Quantization - AI/ML Recipes - AI Center of Excellence

4.1 GGUF Quantization Selection Guide

Source: llama.cpp Discussions + E2E Networks Guide

Quantization Levels

Quantization Levels (GGUF):
├── Q8_0:   ~8 bits/weight,   minimal quality loss
├── Q6_K:   ~6.5 bits/weight, excellent balance
├── Q5_K_M: ~5.5 bits/weight, good quality
├── Q4_K_M: ~4.8 bits/weight, recommended default
├── Q4_K_S: ~4.5 bits/weight, smaller but acceptable
├── Q3_K_M: ~3.8 bits/weight, noticeable degradation
└── Q2_K:   ~2.5 bits/weight, significant quality loss

Model Size Selection by VRAM

VRAM	Recommended Models
8GB	7B-8B models at Q4_K_M
12GB	7B-8B at Q8_0, or 13B at Q4_K_M
16GB	13B at Q6_K, or 30B at Q4_K_M
24GB	30B at Q6_K, or 70B at Q3_K_M
48GB	70B at Q6_K
80GB+	70B at Q8_0, or larger models

Key Insight

Blind testing shows Q6 sometimes beats Q8 for instruction following. Higher-benchmark models function better at lower quants.

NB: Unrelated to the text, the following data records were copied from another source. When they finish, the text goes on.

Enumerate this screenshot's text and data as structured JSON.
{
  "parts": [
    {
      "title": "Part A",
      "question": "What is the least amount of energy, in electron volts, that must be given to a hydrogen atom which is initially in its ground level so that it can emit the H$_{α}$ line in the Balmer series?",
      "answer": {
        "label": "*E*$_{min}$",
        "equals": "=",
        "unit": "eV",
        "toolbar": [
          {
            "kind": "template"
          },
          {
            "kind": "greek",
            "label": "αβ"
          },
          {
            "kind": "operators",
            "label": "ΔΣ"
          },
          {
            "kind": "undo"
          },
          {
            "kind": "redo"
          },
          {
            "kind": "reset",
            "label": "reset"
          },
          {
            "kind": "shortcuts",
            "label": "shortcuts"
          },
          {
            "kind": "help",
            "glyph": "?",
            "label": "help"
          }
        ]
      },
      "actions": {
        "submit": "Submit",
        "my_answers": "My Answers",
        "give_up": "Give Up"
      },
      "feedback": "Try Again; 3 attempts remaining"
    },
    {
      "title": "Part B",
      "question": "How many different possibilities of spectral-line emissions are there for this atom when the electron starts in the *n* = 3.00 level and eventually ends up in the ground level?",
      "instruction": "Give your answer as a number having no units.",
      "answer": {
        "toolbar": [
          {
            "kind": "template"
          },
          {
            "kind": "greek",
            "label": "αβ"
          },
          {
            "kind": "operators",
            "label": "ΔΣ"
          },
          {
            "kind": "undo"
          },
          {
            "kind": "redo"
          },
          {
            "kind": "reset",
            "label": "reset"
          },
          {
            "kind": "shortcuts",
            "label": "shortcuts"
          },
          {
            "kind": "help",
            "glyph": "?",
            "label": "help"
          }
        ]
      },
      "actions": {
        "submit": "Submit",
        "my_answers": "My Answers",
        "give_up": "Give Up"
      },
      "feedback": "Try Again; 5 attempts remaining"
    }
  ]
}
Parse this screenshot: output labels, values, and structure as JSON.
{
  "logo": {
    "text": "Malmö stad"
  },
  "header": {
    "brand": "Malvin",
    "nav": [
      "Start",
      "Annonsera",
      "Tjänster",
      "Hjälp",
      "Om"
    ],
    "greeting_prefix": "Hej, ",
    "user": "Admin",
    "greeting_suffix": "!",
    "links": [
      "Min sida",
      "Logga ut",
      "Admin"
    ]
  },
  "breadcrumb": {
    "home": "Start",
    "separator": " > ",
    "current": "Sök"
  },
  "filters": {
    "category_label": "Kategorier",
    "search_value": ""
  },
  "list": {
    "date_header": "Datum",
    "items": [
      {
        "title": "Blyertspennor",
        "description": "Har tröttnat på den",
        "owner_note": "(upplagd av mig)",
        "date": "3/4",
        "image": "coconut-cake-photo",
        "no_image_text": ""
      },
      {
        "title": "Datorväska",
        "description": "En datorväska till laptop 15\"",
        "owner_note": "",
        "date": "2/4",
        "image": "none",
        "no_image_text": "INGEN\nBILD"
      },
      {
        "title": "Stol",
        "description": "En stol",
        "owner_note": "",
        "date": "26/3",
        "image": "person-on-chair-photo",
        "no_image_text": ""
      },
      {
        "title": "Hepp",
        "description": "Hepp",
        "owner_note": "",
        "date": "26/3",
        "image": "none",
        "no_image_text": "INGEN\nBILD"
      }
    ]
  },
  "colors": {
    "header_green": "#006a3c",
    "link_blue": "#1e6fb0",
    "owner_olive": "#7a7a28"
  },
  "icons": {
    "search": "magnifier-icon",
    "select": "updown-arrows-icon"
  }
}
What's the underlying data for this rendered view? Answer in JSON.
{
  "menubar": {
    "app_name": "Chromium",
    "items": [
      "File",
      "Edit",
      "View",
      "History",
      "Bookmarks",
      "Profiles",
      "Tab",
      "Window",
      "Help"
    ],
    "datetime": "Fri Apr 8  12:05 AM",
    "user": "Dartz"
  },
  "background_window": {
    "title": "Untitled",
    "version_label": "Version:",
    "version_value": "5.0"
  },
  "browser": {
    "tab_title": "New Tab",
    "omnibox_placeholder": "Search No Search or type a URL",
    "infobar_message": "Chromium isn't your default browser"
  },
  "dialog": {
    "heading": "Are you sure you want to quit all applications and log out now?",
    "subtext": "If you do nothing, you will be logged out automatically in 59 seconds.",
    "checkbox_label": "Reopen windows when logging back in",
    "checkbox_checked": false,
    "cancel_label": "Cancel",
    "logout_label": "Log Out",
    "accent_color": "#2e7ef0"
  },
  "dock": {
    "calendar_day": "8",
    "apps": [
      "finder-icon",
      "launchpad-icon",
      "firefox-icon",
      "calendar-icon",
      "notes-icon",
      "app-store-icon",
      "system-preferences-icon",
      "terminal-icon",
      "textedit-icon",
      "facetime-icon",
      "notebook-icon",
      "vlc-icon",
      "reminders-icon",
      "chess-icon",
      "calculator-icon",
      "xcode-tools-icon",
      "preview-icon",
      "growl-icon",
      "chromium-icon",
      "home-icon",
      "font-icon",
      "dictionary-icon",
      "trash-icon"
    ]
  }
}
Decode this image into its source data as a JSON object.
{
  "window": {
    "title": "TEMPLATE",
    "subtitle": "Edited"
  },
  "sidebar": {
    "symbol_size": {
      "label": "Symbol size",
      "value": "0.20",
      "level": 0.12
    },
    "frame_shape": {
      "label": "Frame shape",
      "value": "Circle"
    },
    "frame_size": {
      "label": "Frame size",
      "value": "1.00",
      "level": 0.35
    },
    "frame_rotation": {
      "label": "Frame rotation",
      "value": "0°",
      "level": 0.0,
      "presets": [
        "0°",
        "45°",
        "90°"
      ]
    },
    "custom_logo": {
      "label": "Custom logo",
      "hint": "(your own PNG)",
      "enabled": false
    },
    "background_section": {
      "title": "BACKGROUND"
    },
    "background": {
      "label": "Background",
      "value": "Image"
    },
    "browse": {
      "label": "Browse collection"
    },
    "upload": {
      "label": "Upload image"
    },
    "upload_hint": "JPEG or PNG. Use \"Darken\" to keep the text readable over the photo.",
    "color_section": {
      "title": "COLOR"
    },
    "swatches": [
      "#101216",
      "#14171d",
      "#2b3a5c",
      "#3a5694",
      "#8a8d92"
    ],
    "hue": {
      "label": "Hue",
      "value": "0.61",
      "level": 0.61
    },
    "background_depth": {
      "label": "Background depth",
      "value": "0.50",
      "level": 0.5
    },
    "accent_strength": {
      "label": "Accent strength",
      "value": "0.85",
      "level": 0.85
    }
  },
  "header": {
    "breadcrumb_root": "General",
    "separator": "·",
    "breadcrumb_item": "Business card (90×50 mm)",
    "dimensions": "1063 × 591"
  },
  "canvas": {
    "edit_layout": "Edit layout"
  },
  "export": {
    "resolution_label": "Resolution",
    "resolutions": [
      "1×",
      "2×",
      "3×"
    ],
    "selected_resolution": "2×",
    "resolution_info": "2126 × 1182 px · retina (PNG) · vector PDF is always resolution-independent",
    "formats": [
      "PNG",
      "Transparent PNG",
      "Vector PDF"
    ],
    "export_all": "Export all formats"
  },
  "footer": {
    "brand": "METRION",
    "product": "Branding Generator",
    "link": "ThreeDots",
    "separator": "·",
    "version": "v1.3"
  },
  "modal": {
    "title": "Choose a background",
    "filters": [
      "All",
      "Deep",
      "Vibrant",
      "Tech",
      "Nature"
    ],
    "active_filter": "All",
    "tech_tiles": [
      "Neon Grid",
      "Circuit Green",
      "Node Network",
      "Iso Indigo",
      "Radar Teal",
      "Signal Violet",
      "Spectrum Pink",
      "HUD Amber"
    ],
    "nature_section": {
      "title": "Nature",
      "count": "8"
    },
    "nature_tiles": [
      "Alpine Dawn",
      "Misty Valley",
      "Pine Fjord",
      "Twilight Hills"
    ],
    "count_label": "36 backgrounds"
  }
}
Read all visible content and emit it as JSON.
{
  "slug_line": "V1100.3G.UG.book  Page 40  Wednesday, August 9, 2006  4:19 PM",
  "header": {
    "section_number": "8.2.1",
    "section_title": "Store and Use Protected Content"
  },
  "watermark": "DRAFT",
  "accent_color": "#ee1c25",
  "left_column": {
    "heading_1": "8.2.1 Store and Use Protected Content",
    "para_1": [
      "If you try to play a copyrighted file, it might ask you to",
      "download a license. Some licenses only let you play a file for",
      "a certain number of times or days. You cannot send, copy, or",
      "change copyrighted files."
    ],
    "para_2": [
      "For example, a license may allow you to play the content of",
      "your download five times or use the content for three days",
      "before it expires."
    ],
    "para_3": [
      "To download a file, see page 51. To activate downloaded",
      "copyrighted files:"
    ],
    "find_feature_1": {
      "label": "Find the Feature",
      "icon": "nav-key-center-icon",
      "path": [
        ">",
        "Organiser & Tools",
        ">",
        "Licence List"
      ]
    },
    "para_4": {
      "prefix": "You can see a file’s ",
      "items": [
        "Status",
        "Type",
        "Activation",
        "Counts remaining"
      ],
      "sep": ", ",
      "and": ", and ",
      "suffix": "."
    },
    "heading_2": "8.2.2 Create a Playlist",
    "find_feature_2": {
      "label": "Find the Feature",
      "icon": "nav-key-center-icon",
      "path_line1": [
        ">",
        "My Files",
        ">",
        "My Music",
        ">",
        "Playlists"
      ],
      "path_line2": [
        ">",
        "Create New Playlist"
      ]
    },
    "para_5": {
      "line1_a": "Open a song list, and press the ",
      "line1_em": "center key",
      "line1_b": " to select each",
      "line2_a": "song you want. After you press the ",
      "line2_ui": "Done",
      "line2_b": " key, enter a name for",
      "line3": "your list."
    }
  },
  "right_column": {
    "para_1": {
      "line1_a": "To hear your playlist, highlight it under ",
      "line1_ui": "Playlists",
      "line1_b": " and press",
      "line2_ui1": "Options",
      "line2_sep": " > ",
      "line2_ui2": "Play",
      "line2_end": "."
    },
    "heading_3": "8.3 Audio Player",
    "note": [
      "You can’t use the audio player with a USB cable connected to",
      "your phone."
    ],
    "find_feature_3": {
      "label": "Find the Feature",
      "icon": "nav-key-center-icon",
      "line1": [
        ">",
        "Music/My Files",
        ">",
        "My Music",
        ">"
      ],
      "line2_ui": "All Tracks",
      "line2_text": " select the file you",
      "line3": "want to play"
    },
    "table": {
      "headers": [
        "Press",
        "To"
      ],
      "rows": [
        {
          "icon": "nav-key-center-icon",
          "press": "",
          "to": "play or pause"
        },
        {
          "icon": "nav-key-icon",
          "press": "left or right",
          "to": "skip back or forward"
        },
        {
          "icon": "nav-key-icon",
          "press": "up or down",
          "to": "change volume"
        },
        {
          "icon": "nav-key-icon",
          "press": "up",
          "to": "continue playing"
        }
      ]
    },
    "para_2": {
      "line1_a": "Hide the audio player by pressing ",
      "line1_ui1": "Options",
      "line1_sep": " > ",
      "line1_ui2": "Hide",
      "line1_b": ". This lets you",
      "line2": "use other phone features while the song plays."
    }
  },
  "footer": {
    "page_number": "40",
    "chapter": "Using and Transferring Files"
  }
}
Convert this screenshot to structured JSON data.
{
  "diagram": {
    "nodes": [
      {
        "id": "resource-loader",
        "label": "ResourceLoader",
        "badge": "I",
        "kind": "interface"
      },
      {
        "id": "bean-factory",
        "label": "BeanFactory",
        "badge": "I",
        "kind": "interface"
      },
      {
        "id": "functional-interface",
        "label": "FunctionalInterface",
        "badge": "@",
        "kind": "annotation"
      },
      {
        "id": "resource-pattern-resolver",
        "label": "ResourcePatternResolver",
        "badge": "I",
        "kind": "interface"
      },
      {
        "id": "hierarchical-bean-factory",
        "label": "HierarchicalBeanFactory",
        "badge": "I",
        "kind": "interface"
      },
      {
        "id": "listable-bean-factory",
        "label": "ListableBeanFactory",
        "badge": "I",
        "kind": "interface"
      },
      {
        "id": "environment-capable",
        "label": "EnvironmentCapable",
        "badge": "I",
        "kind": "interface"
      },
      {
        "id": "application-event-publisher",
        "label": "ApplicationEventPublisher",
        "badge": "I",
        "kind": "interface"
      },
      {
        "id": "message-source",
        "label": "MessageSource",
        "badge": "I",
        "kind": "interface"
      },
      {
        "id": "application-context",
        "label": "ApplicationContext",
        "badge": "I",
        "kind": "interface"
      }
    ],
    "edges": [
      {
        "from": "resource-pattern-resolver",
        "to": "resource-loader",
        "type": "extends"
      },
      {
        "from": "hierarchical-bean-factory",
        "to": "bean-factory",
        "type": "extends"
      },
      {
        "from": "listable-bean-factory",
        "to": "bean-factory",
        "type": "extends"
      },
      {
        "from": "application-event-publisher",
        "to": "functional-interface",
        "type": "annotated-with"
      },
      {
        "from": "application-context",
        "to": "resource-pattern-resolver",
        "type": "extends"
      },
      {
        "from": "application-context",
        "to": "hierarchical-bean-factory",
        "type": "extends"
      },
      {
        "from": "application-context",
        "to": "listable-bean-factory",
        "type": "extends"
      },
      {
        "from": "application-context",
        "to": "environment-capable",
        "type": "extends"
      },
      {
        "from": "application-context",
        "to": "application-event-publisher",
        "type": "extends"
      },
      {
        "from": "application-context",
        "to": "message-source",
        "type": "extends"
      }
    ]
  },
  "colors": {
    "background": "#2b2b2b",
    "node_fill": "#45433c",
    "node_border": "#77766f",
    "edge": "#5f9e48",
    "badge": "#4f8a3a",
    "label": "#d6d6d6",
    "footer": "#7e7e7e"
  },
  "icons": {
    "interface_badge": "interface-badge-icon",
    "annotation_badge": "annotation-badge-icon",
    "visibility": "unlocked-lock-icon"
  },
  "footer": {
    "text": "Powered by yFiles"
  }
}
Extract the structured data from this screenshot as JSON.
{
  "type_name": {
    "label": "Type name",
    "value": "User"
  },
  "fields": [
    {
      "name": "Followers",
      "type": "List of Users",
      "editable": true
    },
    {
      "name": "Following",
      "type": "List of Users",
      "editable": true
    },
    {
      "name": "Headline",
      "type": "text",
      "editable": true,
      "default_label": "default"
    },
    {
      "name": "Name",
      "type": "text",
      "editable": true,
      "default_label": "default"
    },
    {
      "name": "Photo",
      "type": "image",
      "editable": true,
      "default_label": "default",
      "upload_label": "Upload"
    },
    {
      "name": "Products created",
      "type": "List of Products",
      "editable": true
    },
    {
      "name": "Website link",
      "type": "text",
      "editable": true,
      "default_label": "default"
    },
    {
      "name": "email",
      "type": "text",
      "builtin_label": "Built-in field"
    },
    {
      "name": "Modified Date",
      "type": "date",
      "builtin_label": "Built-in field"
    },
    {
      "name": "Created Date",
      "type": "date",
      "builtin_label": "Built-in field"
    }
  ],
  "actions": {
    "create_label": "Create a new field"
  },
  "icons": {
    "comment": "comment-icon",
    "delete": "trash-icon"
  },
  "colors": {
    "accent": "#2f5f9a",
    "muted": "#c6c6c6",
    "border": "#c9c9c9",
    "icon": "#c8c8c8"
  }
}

4.2 EXL2 vs GGUF Decision Matrix

Source: llama.cpp GitHub Discussions

Use EXL2 When:

Use EXL2 when:
├── GPU-only inference (no CPU offload)
├── Need 4-bit KV cache (quarter memory for context)
├── Long context (16K+)
├── Nvidia GPU with CUDA
└── Speed is priority over compatibility

Use GGUF When:

Use GGUF when:
├── Mixed CPU+GPU inference (GPU-poor)
├── Apple Silicon / M-series
├── Need broad compatibility
├── Prefer simpler tooling (llama.cpp, Ollama)
└── Want to leverage both CPU and GPU

Performance Note

EXL2 can be ~2x faster than GGUF for GPU-only inference, but GGUF offers superior compatibility.